A disparidade salarial entre homens e mulheres ainda é uma realidade em Portugal. Segundo o Talent Trends 2024, um estudo da consultora de recrutamento especializado e de soluções de RH Michael Page, o país continua a apresentar valores acima da média europeia neste tópico. Esta situa-se nos 12,7%, enquanto Portugal está fixado nos 13,1%. Contudo, a Estónia e a Letónia são os países que têm as disparidades mais significativas da Europa, superiores a 20%.
A falta de transparência nas políticas salariais, as políticas laborais pouco inclusivas ou familiarmente responsáveis e o recrutamento pouco imparcial são os principais fatores que contribuem para a desigualdade salarial. As empresas têm um importante papel na diminuição desta disparidade, podendo incentivar a mudança e o ambiente mais equitativo.
Se os critérios para ascender a posições de liderança passarem por conhecimentos e competências, a igualdade de género é promovida. Oferecer programas de desenvolvimento profissional, formações especializadas e mentorias são medidas que as empresas devem implementar. Os subsídios ou apoios financeiros para a formação contínua também podem ajudar a eliminar a disparidade salarial.
Análises detalhadas de equidade salarial interna em diversas funções garantem a transparência salarial. Através desta prática, as empresas podem identificar e corrigir desequilíbrios salariais. Outras medidas também podem ser implementadas, tais como a divulgação pública de políticas salariais e a exigência de relatórios regulares sobre a equidade de género. Assim, a responsabilidade corporativa é mantida, assim como a ação proativa na correção de desigualdades.
Medidas relevantes
Como fator determinante caracteriza-se, igualmente, a criação de políticas laborais mais inclusivas e familiarmente responsáveis. São exemplos delas os horários flexíveis, o teletrabalho e a igualdade nas licenças de maternidade e paternidade. Esta última evita que as responsabilidades familiares não sejam, apenas, das mulheres.
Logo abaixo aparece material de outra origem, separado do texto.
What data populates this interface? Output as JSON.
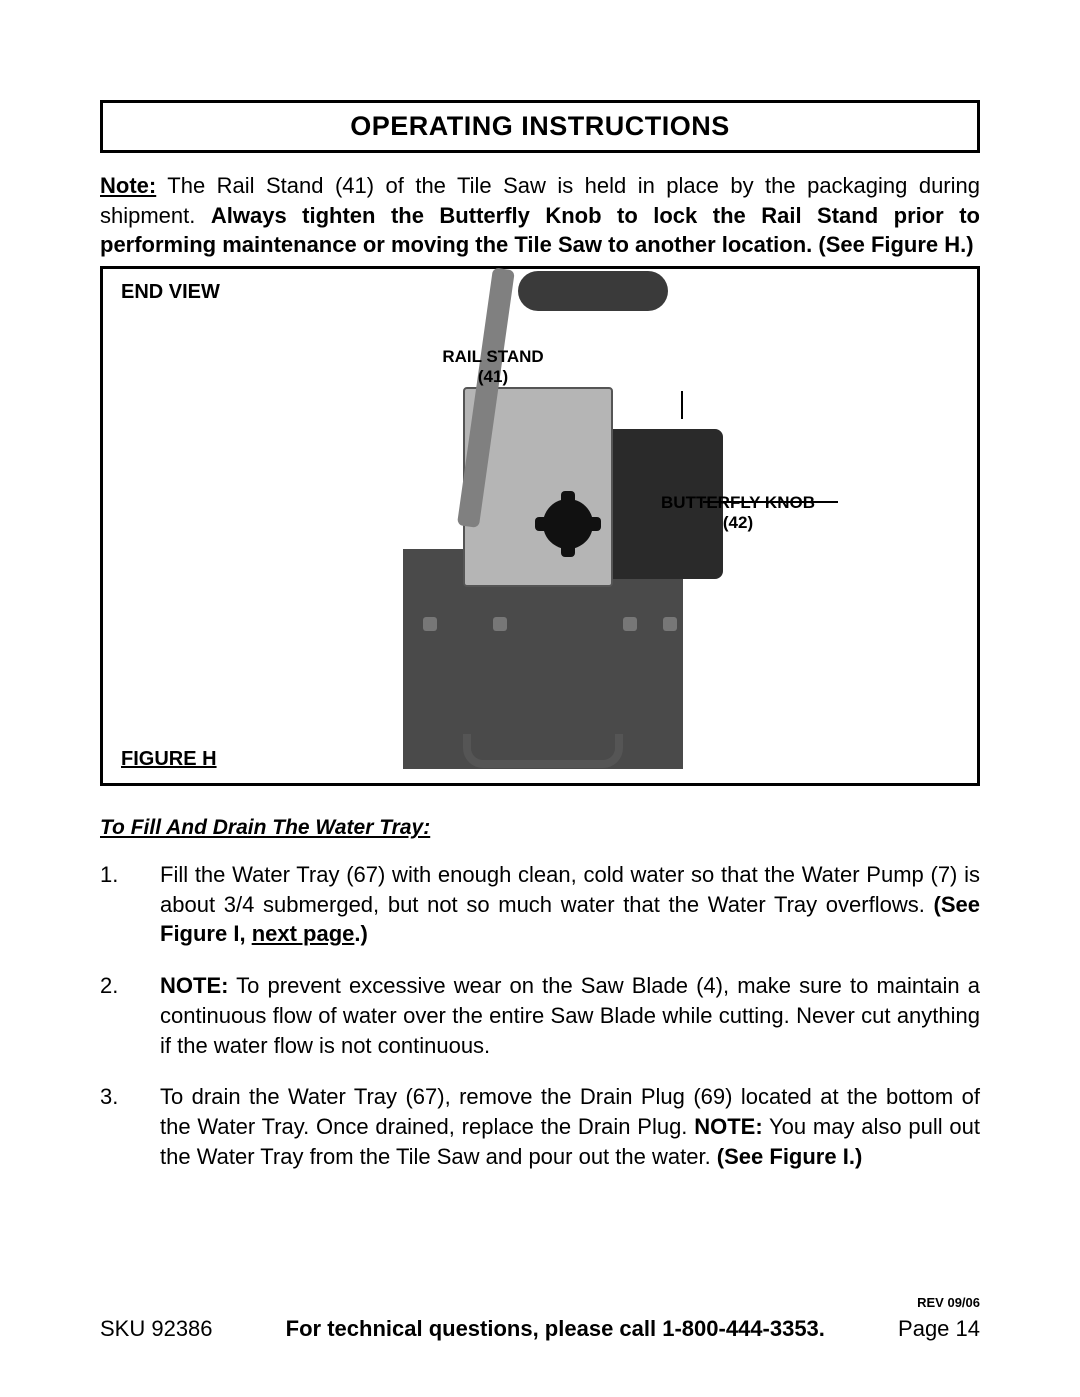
{
  "title": "OPERATING INSTRUCTIONS",
  "note": {
    "label": "Note:",
    "text_before": "The Rail Stand (41) of the Tile Saw is held in place by the packaging during shipment.  ",
    "text_bold": "Always tighten the Butterfly Knob to lock the Rail Stand prior to performing maintenance or moving the Tile Saw to another location. (See Figure H.)"
  },
  "figure": {
    "end_view": "END VIEW",
    "rail_stand": "RAIL STAND (41)",
    "butterfly_knob": "BUTTERFLY KNOB (42)",
    "label": "FIGURE H"
  },
  "subhead": "To Fill And Drain The Water Tray:",
  "steps": [
    {
      "num": "1.",
      "body_plain": "Fill the Water Tray (67) with enough clean, cold water so that the Water Pump (7) is about 3/4 submerged, but not so much water that the Water Tray overflows.  ",
      "bold_a": "(See Figure I, ",
      "link": "next page",
      "bold_b": ".)"
    },
    {
      "num": "2.",
      "bold_lead": "NOTE:",
      "body_plain": " To prevent excessive wear on the Saw Blade (4), make sure to maintain a continuous flow of water over the entire Saw Blade while cutting.  Never cut anything if the water flow is not continuous."
    },
    {
      "num": "3.",
      "body_plain": "To drain the Water Tray (67), remove the Drain Plug (69) located at the bottom of the Water Tray.  Once drained, replace the Drain Plug.  ",
      "bold_lead2": "NOTE:",
      "body_plain2": " You may also pull out the Water Tray from the Tile Saw and pour out the water.  ",
      "bold_tail": "(See Figure I.)"
    }
  ],
  "footer": {
    "rev": "REV 09/06",
    "sku": "SKU 92386",
    "center": "For technical questions, please call 1-800-444-3353.",
    "page": "Page 14"
  },
  "colors": {
    "text": "#000000",
    "bg": "#ffffff",
    "machine_dark": "#4a4a4a",
    "machine_plate": "#b5b5b5"
  }
}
A “penalidade maternal” pode ser reduzida, se pais e mães tiverem o mesmo tempo e disponibilidade para cuidar dos filhos, o que equilibra, igualmente, as expectativas no local de trabalho.
Do lado dos empregadores, é importante que estes priorizem as competências e a qualificação dos candidatos na contratação, sem considerar o género. Entrevistas cegas ou sistemas de avaliação padronizados podem ajudar no processo de recrutamento imparcial. Deste modo, as empresas garantem que as decisões são tomadas de forma justa, proporcionando igualdade de oportunidades desde o início.
O estudo da Michael Page concluiu, ainda, que a diferença salarial entre géneros não tem o mesmo impacto em todas as mulheres. A idade, o estado parental, as incapacidades, a etnia e a religião também têm uma enorme influência nas remunerações. Esta realidade tem consequências para a economia e para as pessoas em geral, indo muito além das próprias empresas.
Da perspetiva da Michael Page Consulting
Catarina Ricardo, Consultora da Michael Page Consulting, afirmou: “A dificuldade em reter talentos femininos, perda de produtividade e uma cultura corporativa menos inclusiva, são alguns dos efeitos. Por outro lado, menor poder de compra para as mulheres afeta negativamente o crescimento económico e perpetua a desigualdade social. As mulheres com rendimentos mais baixos têm menor capacidade de poupança e de acesso a melhores condições de vida“.
Eliminar a disparidade salarial é muito desafiante, em Portugal e no mundo. No país, já foram implementadas ações e colaborações com entidades de regulação do setor. Com estas medidas, as empresas são avaliadas quanto à equidade salarial, pelo que tentam, previamente, reduzir as desigualdades.
A Consultora acrescentou, ainda: “A Michael Page Consulting tem apoiado as empresas a detalhar essas disparidades, assim como a definir e realizar os planos de ação, ajudando-as a garantir que os seus processos salariais estão em conformidade com a legislação e as boas práticas.”
“Esta solução inclui a avaliação das práticas de remuneração, a comparação de salários em diferentes funções e a sugestão de melhorias para garantir a equidade interna. Auxiliamos as empresas a adaptarem-se às exigências legais e sociais em torno da igualdade salarial, fornecendo relatórios detalhados e recomendações práticas para reduzir a disparidade”, concluiu.